See $URL for a more elaborate explanation, I'll update this with more detail later. Specially crafted POST parameters can be used to cause hash table operations with a time complexity of O(n^2), causing a Denial of Service. PHP is working around the issue by limiting the number of input parameters allowed. According to Rasmus Lerdorf, implementing a proper fix will take time. [1] The workaround commits are: http://news.php.net/php.cvs/67294 http://news.php.net/php.cvs/67281 These are scheduled for the next 5.3 and 5.4 releases. [1] Stated in 28C3 talk: http://events.ccc.de/congress/2011/Fahrplan/events/4680.en.html
Until upstream implements the fix, let's bump to a version with the parameter count limit workaround when available.
Secunia advisory says is fixed in git repo https://secunia.com/advisories/47404/
(In reply to comment #2) > Secunia advisory says is fixed in git repo > https://secunia.com/advisories/47404/ Please read my comments. This is a workaround, not a fix.
Core PHP developers and others label max_input_vars as a fix for this issue. However, I agree with Alex that this is more a workaround than a fix. If an application parse an input string and creates a hash table based on the parsed data, the application would still be vulnerable. An example of a vulnerable application is one that accepts JSON data through HTTP POST.
Also worth mentioning that those who have dev-php/suhosin installed will have the same protection as the mentioned workaround through suhosin.request.max_vars.
CVE-2011-4885 (http://nvd.nist.gov/nvd.cfm?cvename=CVE-2011-4885): PHP before 5.3.9 computes hash values for form parameters without restricting the ability to trigger hash collisions predictably, which allows remote attackers to cause a denial of service (CPU consumption) by sending many crafted parameters.
PHP 5.3.9 containing the mentioned workaround has been released.
(In reply to comment #7) > PHP 5.3.9 containing the mentioned workaround has been released. Great, thanks. Shall we call arches to stabilize now via this bug?
I would wait with dealing with this bug until PHP has released a proper fix. 5.3.9 should be stabilised soon anyway due to bug 384301.
(In reply to comment #9) > I would wait with dealing with this bug until PHP has released a proper fix. > > 5.3.9 should be stabilised soon anyway due to bug 384301. Ok, thanks.

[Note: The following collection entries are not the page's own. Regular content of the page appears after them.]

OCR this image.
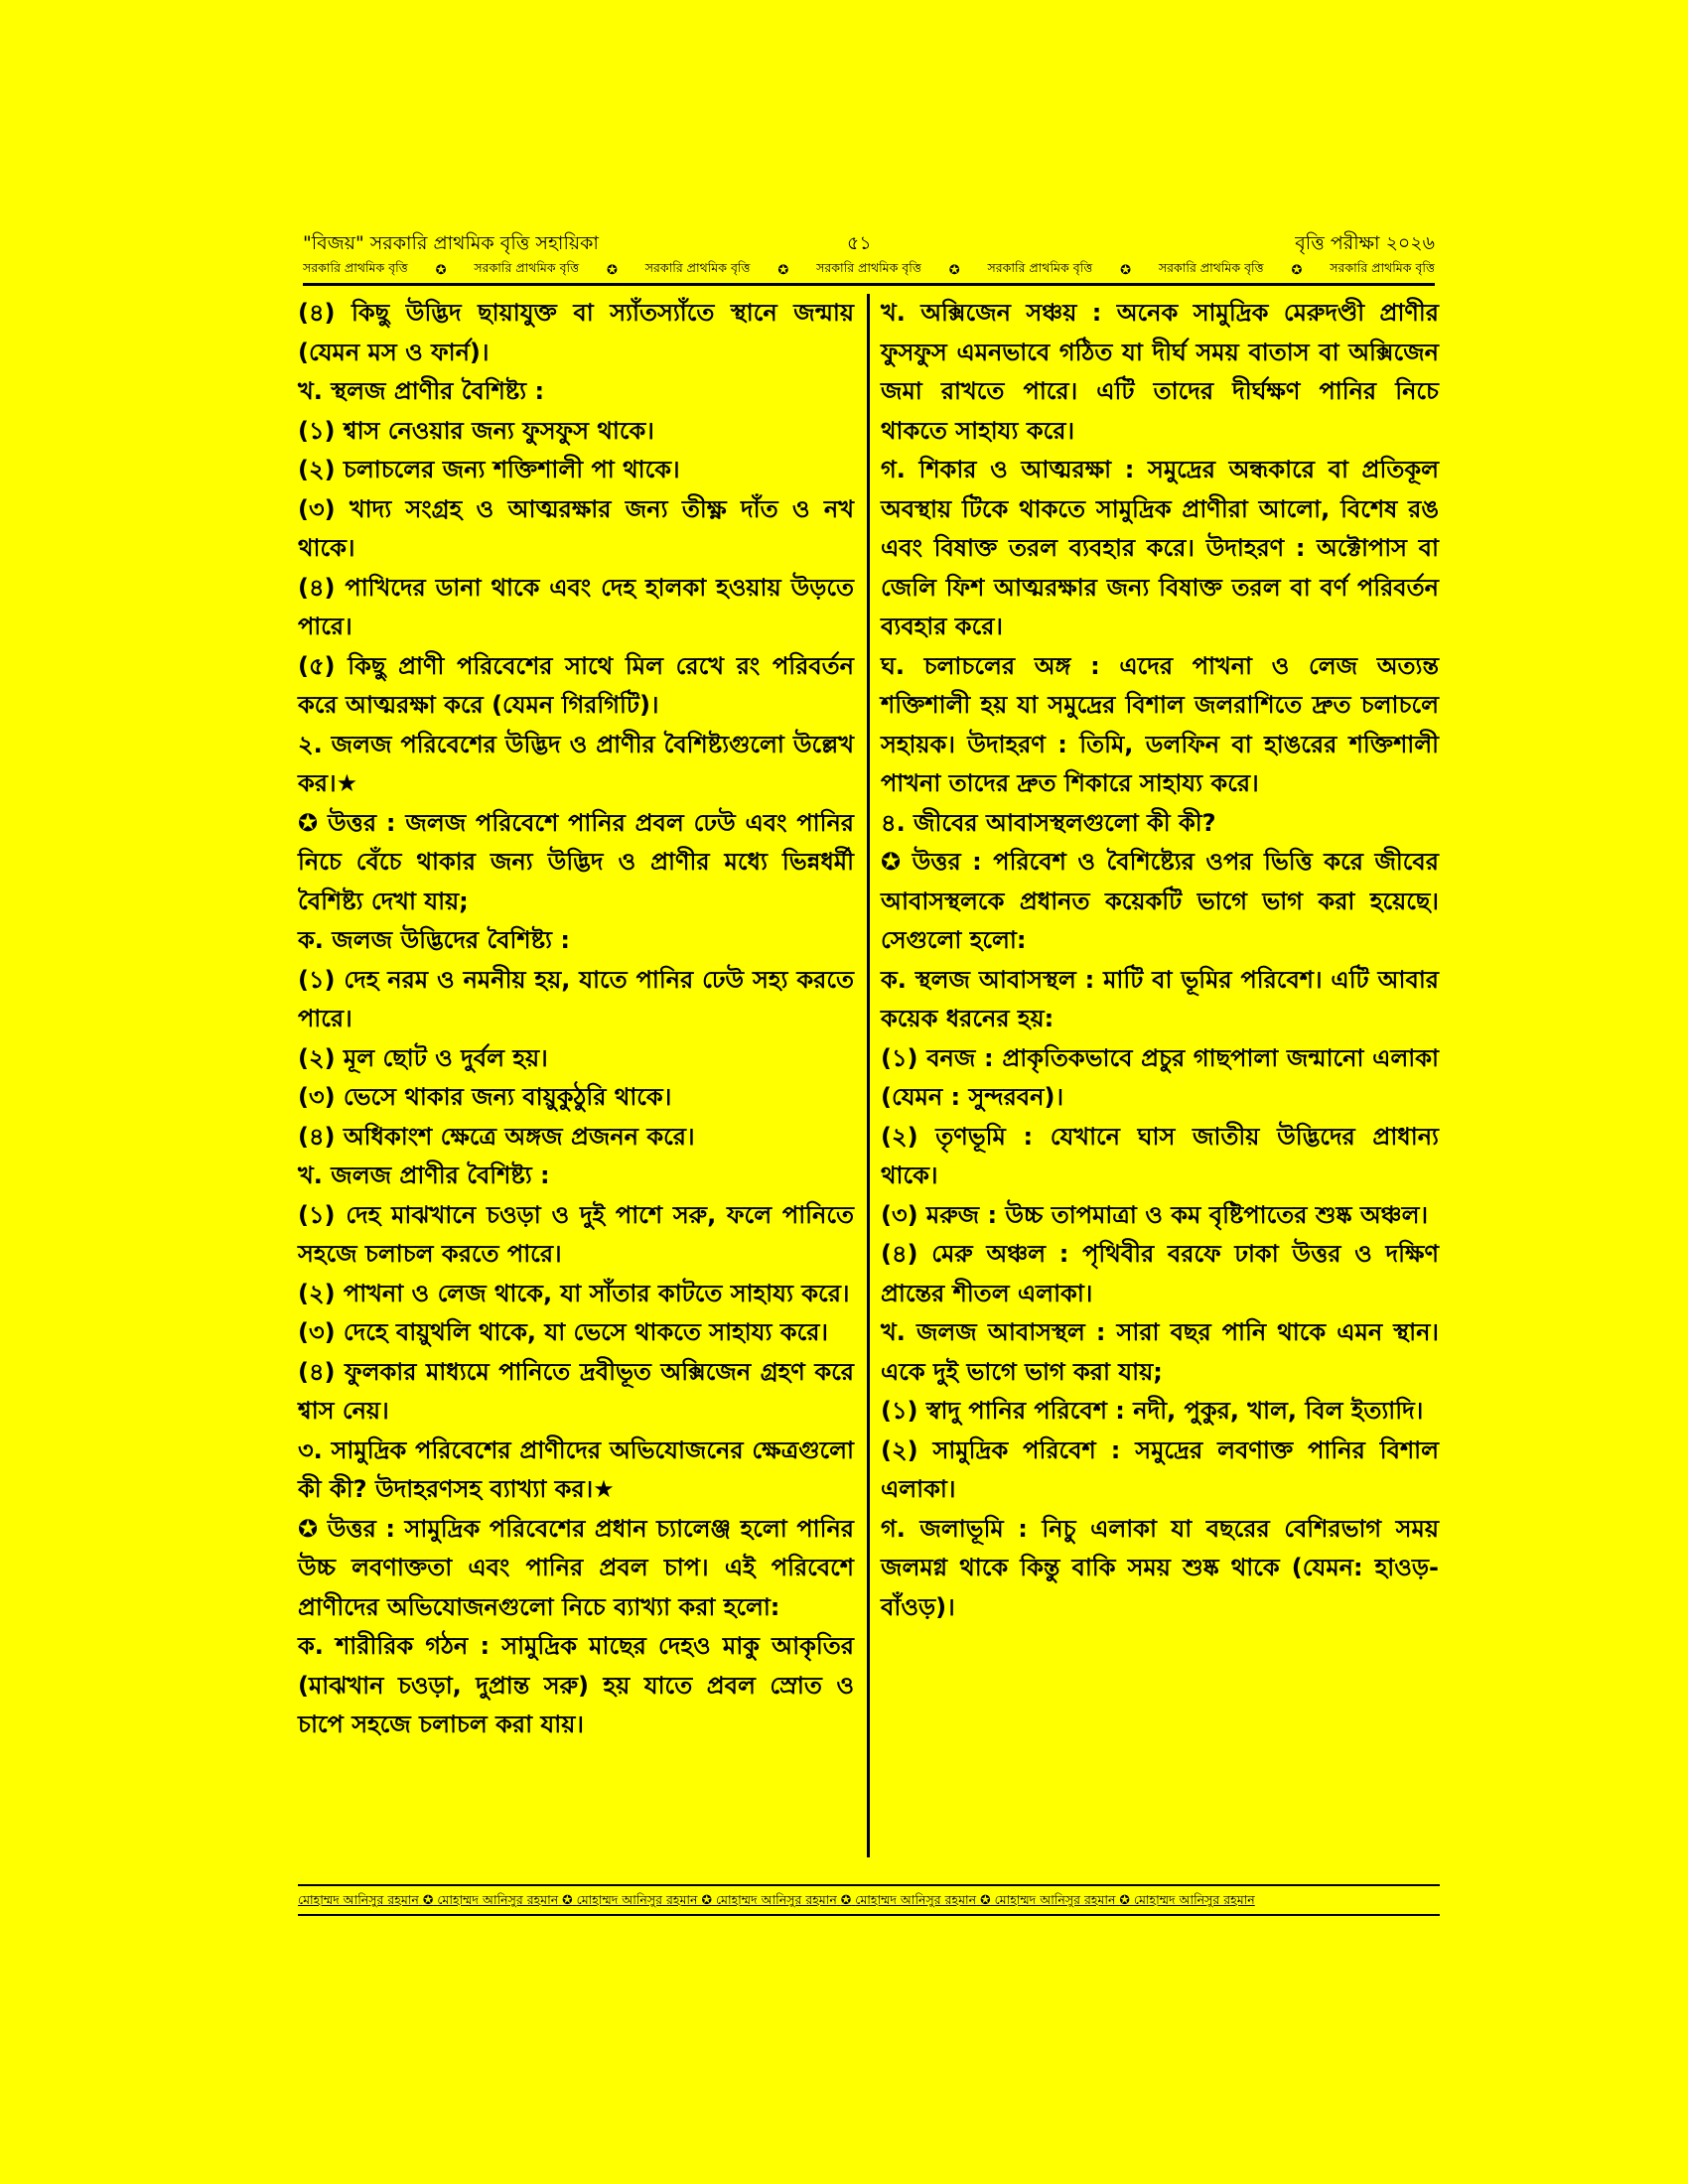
"বিজয়" সরকারি প্রাথমিক বৃত্তি সহায়িকা	৫১	বৃত্তি পরীক্ষা ২০২৬
সরকারি প্রাথমিক বৃত্তি ✪ সরকারি প্রাথমিক বৃত্তি ✪ সরকারি প্রাথমিক বৃত্তি ✪ সরকারি প্রাথমিক বৃত্তি ✪ সরকারি প্রাথমিক বৃত্তি ✪ সরকারি প্রাথমিক বৃত্তি ✪ সরকারি প্রাথমিক বৃত্তি

(৪) কিছু উদ্ভিদ ছায়াযুক্ত বা স্যাঁতস্যাঁতে স্থানে জন্মায় (যেমন মস ও ফার্ন)।

খ. স্থলজ প্রাণীর বৈশিষ্ট্য :

(১) শ্বাস নেওয়ার জন্য ফুসফুস থাকে।

(২) চলাচলের জন্য শক্তিশালী পা থাকে।

(৩) খাদ্য সংগ্রহ ও আত্মরক্ষার জন্য তীক্ষ্ণ দাঁত ও নখ থাকে।

(৪) পাখিদের ডানা থাকে এবং দেহ হালকা হওয়ায় উড়তে পারে।

(৫) কিছু প্রাণী পরিবেশের সাথে মিল রেখে রং পরিবর্তন করে আত্মরক্ষা করে (যেমন গিরগিটি)।

২. জলজ পরিবেশের উদ্ভিদ ও প্রাণীর বৈশিষ্ট্যগুলো উল্লেখ কর।★

✪ উত্তর : জলজ পরিবেশে পানির প্রবল ঢেউ এবং পানির নিচে বেঁচে থাকার জন্য উদ্ভিদ ও প্রাণীর মধ্যে ভিন্নধর্মী বৈশিষ্ট্য দেখা যায়;

ক. জলজ উদ্ভিদের বৈশিষ্ট্য :

(১) দেহ নরম ও নমনীয় হয়, যাতে পানির ঢেউ সহ্য করতে পারে।

(২) মূল ছোট ও দুর্বল হয়।

(৩) ভেসে থাকার জন্য বায়ুকুঠুরি থাকে।

(৪) অধিকাংশ ক্ষেত্রে অঙ্গজ প্রজনন করে।

খ. জলজ প্রাণীর বৈশিষ্ট্য :

(১) দেহ মাঝখানে চওড়া ও দুই পাশে সরু, ফলে পানিতে সহজে চলাচল করতে পারে।

(২) পাখনা ও লেজ থাকে, যা সাঁতার কাটতে সাহায্য করে।

(৩) দেহে বায়ুথলি থাকে, যা ভেসে থাকতে সাহায্য করে।

(৪) ফুলকার মাধ্যমে পানিতে দ্রবীভূত অক্সিজেন গ্রহণ করে শ্বাস নেয়।

৩. সামুদ্রিক পরিবেশের প্রাণীদের অভিযোজনের ক্ষেত্রগুলো কী কী? উদাহরণসহ ব্যাখ্যা কর।★

✪ উত্তর : সামুদ্রিক পরিবেশের প্রধান চ্যালেঞ্জ হলো পানির উচ্চ লবণাক্ততা এবং পানির প্রবল চাপ। এই পরিবেশে প্রাণীদের অভিযোজনগুলো নিচে ব্যাখ্যা করা হলো:

ক. শারীরিক গঠন : সামুদ্রিক মাছের দেহও মাকু আকৃতির (মাঝখান চওড়া, দুপ্রান্ত সরু) হয় যাতে প্রবল স্রোত ও চাপে সহজে চলাচল করা যায়।

খ. অক্সিজেন সঞ্চয় : অনেক সামুদ্রিক মেরুদণ্ডী প্রাণীর ফুসফুস এমনভাবে গঠিত যা দীর্ঘ সময় বাতাস বা অক্সিজেন জমা রাখতে পারে। এটি তাদের দীর্ঘক্ষণ পানির নিচে থাকতে সাহায্য করে।

গ. শিকার ও আত্মরক্ষা : সমুদ্রের অন্ধকারে বা প্রতিকূল অবস্থায় টিকে থাকতে সামুদ্রিক প্রাণীরা আলো, বিশেষ রঙ এবং বিষাক্ত তরল ব্যবহার করে। উদাহরণ : অক্টোপাস বা জেলি ফিশ আত্মরক্ষার জন্য বিষাক্ত তরল বা বর্ণ পরিবর্তন ব্যবহার করে।

ঘ. চলাচলের অঙ্গ : এদের পাখনা ও লেজ অত্যন্ত শক্তিশালী হয় যা সমুদ্রের বিশাল জলরাশিতে দ্রুত চলাচলে সহায়ক। উদাহরণ : তিমি, ডলফিন বা হাঙরের শক্তিশালী পাখনা তাদের দ্রুত শিকারে সাহায্য করে।

৪. জীবের আবাসস্থলগুলো কী কী?

✪ উত্তর : পরিবেশ ও বৈশিষ্ট্যের ওপর ভিত্তি করে জীবের আবাসস্থলকে প্রধানত কয়েকটি ভাগে ভাগ করা হয়েছে। সেগুলো হলো:

ক. স্থলজ আবাসস্থল : মাটি বা ভূমির পরিবেশ। এটি আবার কয়েক ধরনের হয়:

(১) বনজ : প্রাকৃতিকভাবে প্রচুর গাছপালা জন্মানো এলাকা (যেমন : সুন্দরবন)।

(২) তৃণভূমি : যেখানে ঘাস জাতীয় উদ্ভিদের প্রাধান্য থাকে।

(৩) মরুজ : উচ্চ তাপমাত্রা ও কম বৃষ্টিপাতের শুষ্ক অঞ্চল।

(৪) মেরু অঞ্চল : পৃথিবীর বরফে ঢাকা উত্তর ও দক্ষিণ প্রান্তের শীতল এলাকা।

খ. জলজ আবাসস্থল : সারা বছর পানি থাকে এমন স্থান। একে দুই ভাগে ভাগ করা যায়;

(১) স্বাদু পানির পরিবেশ : নদী, পুকুর, খাল, বিল ইত্যাদি।

(২) সামুদ্রিক পরিবেশ : সমুদ্রের লবণাক্ত পানির বিশাল এলাকা।

গ. জলাভূমি : নিচু এলাকা যা বছরের বেশিরভাগ সময় জলমগ্ন থাকে কিন্তু বাকি সময় শুষ্ক থাকে (যেমন: হাওড়-বাঁওড়)।

মোহাম্মদ আনিসুর রহমান ✪ মোহাম্মদ আনিসুর রহমান ✪ মোহাম্মদ আনিসুর রহমান ✪ মোহাম্মদ আনিসুর রহমান ✪ মোহাম্মদ আনিসুর রহমান ✪ মোহাম্মদ আনিসুর রহমান ✪ মোহাম্মদ আনিসুর রহমান
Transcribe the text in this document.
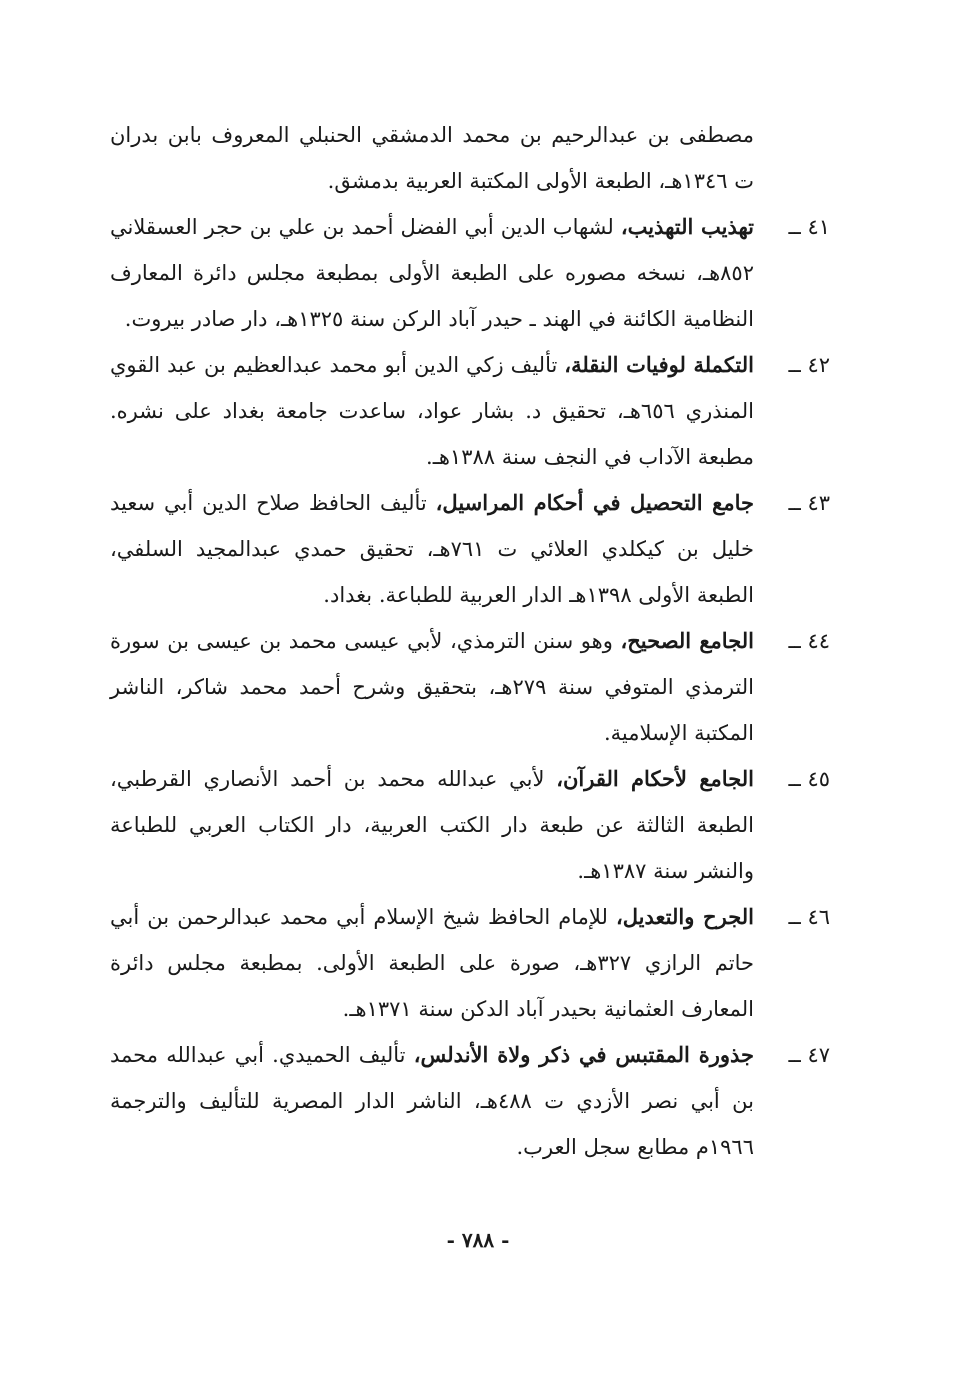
مصطفى بن عبدالرحيم بن محمد الدمشقي الحنبلي المعروف بابن بدران ت ١٣٤٦هـ، الطبعة الأولى المكتبة العربية بدمشق.
٤١ ــ
تهذيب التهذيب، لشهاب الدين أبي الفضل أحمد بن علي بن حجر العسقلاني ٨٥٢هـ، نسخه مصوره على الطبعة الأولى بمطبعة مجلس دائرة المعارف النظامية الكائنة في الهند ـ حيدر آباد الركن سنة ١٣٢٥هـ، دار صادر بيروت.
٤٢ ــ
التكملة لوفيات النقلة، تأليف زكي الدين أبو محمد عبدالعظيم بن عبد القوي المنذري ٦٥٦هـ، تحقيق د. بشار عواد، ساعدت جامعة بغداد على نشره. مطبعة الآداب في النجف سنة ١٣٨٨هـ.
٤٣ ــ
جامع التحصيل في أحكام المراسيل، تأليف الحافظ صلاح الدين أبي سعيد خليل بن كيكلدي العلائي ت ٧٦١هـ، تحقيق حمدي عبدالمجيد السلفي، الطبعة الأولى ١٣٩٨هـ الدار العربية للطباعة. بغداد.
٤٤ ــ
الجامع الصحيح، وهو سنن الترمذي، لأبي عيسى محمد بن عيسى بن سورة الترمذي المتوفي سنة ٢٧٩هـ، بتحقيق وشرح أحمد محمد شاكر، الناشر المكتبة الإسلامية.
٤٥ ــ
الجامع لأحكام القرآن، لأبي عبدالله محمد بن أحمد الأنصاري القرطبي، الطبعة الثالثة عن طبعة دار الكتب العربية، دار الكتاب العربي للطباعة والنشر سنة ١٣٨٧هـ.
٤٦ ــ
الجرح والتعديل، للإمام الحافظ شيخ الإسلام أبي محمد عبدالرحمن بن أبي حاتم الرازي ٣٢٧هـ، صورة على الطبعة الأولى. بمطبعة مجلس دائرة المعارف العثمانية بحيدر آباد الدكن سنة ١٣٧١هـ.
٤٧ ــ
جذورة المقتبس في ذكر ولاة الأندلس، تأليف الحميدي. أبي عبدالله محمد بن أبي نصر الأزدي ت ٤٨٨هـ، الناشر الدار المصرية للتأليف والترجمة ١٩٦٦م مطابع سجل العرب.
- ٧٨٨ -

We'll get the workaround via stabilization in that bug, and hold this open for a more complete fix.
Fixed in 5.3.9
Added to existing glsa request
dev-lang/php-5.3.9 is now stable in the tree. About time we removed, or masked <dev-lang/php-5.3.9 ?
(In reply to comment #13) > dev-lang/php-5.3.9 is now stable in the tree. About time we removed, or masked > <dev-lang/php-5.3.9 ? Great idea! Removed now.